En effectuant leurs analyses sur le béton marin recueilli, Marie Jackson et ses collègues ont découvert la présence de minerais rares, dont l’aluminium-tobermorite (Al-tobermorite), difficile à fabriquer en laboratoire et seulement à de hautes températures. Les Romains, eux, l’ont produite à température ambiante. L’explication ? Alors que l’eau de mer entre en contact avec le béton immergé, les matériaux composant la cendre volcanique se dissolvent et de nouveaux minéraux se développent à partir des liquides ainsi produits… dont l’Al-tobermorite ! Ses structures cristallines plates vont s’imbriquer et renforcer la structure du ciment, augmentant la résistance globale du béton. Une forme de corrosion que l’on craindrait dans les matériaux modernes mais qui, dans ce cas, est bénéfique aux constructions romaines. « Nous voyons là un système qui s’épanouit dans un échange chimique ouvert avec l’eau de mer », s’exclame la professeure Jackson.

Une recette qui pourrait être difficile à adapter aujourd’hui, car les roches utilisées pour le fabriquer ne se trouvent pas partout. « On devrait trouver des substitutions », admet la scientifique.

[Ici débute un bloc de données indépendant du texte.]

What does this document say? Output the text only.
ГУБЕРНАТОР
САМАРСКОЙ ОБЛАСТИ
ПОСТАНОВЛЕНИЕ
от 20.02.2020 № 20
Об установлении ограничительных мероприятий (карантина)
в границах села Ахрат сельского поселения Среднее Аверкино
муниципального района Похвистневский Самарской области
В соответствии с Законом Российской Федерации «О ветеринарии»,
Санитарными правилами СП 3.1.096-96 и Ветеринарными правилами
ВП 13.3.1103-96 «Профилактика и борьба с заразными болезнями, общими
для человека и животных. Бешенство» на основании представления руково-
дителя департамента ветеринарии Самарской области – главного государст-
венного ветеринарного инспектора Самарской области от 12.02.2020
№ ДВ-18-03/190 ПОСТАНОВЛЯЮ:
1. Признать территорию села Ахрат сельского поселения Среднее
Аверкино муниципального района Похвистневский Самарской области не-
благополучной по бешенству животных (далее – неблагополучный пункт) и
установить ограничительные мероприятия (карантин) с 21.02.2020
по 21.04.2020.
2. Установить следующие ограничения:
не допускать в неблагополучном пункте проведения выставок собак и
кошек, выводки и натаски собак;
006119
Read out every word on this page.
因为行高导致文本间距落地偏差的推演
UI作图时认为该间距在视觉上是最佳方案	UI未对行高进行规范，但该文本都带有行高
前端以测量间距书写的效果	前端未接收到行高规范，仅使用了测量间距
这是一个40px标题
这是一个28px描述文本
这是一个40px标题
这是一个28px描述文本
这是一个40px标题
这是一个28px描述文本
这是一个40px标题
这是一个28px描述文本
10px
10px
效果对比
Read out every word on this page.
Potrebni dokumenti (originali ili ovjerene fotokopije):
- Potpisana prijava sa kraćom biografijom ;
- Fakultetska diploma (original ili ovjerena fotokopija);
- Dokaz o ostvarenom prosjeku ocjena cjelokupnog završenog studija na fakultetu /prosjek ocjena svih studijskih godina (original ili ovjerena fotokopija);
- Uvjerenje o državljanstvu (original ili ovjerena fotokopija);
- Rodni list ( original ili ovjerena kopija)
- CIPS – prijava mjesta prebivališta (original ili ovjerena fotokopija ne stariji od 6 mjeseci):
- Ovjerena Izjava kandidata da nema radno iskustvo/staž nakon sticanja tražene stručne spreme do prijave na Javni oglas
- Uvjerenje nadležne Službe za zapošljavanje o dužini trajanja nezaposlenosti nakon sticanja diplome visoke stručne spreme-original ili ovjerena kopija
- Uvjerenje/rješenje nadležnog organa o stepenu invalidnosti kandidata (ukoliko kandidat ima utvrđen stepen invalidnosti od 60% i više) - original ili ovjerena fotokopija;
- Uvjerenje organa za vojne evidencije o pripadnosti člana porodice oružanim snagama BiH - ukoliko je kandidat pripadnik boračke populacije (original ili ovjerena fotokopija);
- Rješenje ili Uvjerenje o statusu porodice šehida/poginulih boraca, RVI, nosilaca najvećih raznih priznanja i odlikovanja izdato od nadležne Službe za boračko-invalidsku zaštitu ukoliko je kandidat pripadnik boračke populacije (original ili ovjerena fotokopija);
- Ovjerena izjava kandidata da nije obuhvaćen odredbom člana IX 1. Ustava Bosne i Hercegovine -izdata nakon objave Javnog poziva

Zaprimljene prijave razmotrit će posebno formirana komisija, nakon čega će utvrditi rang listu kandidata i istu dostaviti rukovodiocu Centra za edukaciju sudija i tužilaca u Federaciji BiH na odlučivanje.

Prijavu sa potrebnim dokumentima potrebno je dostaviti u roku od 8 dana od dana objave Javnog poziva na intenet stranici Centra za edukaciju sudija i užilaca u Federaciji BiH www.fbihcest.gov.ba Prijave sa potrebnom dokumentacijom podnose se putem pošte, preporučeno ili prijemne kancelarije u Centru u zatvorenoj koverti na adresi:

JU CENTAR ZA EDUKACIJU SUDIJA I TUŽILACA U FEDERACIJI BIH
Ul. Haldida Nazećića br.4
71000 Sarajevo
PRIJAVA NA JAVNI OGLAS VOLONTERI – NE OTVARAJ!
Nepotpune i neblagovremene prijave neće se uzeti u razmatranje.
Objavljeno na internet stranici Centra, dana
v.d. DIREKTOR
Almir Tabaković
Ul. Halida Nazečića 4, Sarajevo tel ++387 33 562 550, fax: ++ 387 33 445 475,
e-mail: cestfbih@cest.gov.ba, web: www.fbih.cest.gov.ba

Pour l’instant, un tel ciment ne pourrait être utilisé que dans des contextes spécifiques, comme les jetées ou les digues protégeant des zones inondables. Mais ces constructions auraient des chances d’avoir une longévité toute romaine !

Le secret de la tombe de Cæcilia Metella

Au bord de la voie Appienne, cette grande route antique reliant Rome à Brindisi en passant par Capoue et ses délices, se trouve un tombeau monumental que les visiteurs de la capitale italienne peuvent encore admirer aujourd’hui. Celle qui y est inhumée se nommait Cæcilia Metella, une patricienne fille de consul et apparentée par mariage à Crassus, le troisième larron que l’on oublie souvent lorsqu’on évoque le triumvirat qui a associé César et Pompée avant qu’ils ne se déchirent dans une sanglante guerre civile. Construit vers 30 avant notre ère, ce tombeau recèle également l’un des secrets du béton romain.

Une équipe de l’université de l’Utah et du Massachusetts Institute of Technology (MIT) s’est penchée sur la chimie de ce monument qui a traversé les âges. « Ce béton, 2 050 ans plus tard, reflète une présence forte et résiliente » décrit la professeure Marie Jackson, également coautrice de cette étude. On retrouve la recette « classique », mélange de calcaire, d’eau et d’agrégat de matériaux volcaniques, mais pas seulement. La professeure Jackson et ses collègues y ont aussi découvert un élément unique à ce tombeau : de la leucite, un minéral qui s’est peu à peu dissous sous l’action de siècles de ruissellement d’eaux de pluie, libérant du potassium dans le ciment.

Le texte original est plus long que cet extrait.